Stats, appearances, trophies won. Sometimes it doesn’t matter. Because sometimes, you just love a footballer and it doesn’t need to be broken down into detailed explanations. Sometimes a bond is just formed, and it remains long after the player moves on to pastures new. And I know you feel the same way, don’t you? It’s weird to hear his name sung to this day. It’s the little things that can help though. Ex-players still holding City dear to their heart. Remembering our time together. Singing City songs on Instagram. And apart from being irritatingly attractive, Dzeko just seemed like a nice guy. For a manager he is a dream, as he is never in the news, at least not on the front pages. The fact I knew nothing about his personal life was just how it should be, because I only cared about how well he could kick and head a football. A club video followed him around for a day, and he commented on how after training he likes to go home and relax and watch TV. I guess that’s what managers want of all their players. As it turned out, Dzeko met his future wife whilst at the club, and has since become a father of two. He told Four Four Two, “It’s amazing to think how many good games and special moments we had in the four and a half years I was at the club: beating United, winning two titles, plus two cups and the Community Shield as well.
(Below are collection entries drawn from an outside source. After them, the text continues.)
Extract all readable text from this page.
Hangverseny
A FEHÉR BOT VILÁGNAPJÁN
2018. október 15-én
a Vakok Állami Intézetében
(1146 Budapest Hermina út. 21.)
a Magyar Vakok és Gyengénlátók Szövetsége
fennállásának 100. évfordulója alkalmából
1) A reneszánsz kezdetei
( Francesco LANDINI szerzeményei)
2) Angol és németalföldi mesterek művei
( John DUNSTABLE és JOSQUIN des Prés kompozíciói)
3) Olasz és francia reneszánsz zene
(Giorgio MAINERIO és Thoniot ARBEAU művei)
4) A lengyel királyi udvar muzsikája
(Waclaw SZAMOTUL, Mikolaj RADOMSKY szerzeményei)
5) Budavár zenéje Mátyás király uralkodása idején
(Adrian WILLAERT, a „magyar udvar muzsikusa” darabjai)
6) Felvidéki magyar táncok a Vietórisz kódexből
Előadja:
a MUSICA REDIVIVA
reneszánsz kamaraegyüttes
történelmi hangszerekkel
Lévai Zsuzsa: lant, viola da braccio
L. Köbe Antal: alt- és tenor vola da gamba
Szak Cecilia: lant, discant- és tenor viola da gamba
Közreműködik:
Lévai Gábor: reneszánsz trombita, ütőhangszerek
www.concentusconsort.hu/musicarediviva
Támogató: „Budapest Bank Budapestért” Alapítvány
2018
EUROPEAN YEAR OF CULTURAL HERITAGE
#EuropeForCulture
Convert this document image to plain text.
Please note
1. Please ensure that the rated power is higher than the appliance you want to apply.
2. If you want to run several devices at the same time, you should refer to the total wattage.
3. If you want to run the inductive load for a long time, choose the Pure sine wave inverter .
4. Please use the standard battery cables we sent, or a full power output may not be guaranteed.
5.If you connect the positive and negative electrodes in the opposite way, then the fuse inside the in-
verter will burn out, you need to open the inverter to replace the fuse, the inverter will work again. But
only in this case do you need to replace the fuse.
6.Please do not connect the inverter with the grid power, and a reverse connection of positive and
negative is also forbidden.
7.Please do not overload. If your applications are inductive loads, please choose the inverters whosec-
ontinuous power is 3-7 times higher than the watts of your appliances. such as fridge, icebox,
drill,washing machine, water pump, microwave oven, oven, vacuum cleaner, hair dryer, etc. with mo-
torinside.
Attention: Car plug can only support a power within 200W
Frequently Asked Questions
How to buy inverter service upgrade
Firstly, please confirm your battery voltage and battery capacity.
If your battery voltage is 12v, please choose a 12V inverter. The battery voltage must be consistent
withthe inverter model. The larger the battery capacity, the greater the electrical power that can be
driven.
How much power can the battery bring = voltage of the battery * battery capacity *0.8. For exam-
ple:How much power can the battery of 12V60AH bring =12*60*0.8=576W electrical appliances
And United always had that flag which counted the years City were without a title, making fun of our fans. After the 6-1 they were quiet.”

They certainly were. Or are. And to see him succeed at Roma does not make me pine for him at all. It makes me happy that he is doing well. That sums him up for me. I want him to succeed in all he does. And succeed he has. A talisman for his country with 58 goals in 105 appearances at international level, and the same goal tally in 113 appearances for Roma. No hard feelings, no regrets, just a happiness tat seeing him do well. His time at Roma has had its barren spells too, but his purple patches have more than made up for that as the stats suggest, and helped deliver great memories for another fan base, few better than when they destroyed Barcelona to knock them out of the Champions League. Thanks for everything Edin. Thanks for being a model pro, for all your goals, but especially for those that weighed a tonne. You were a diamond that sparkled when it mattered.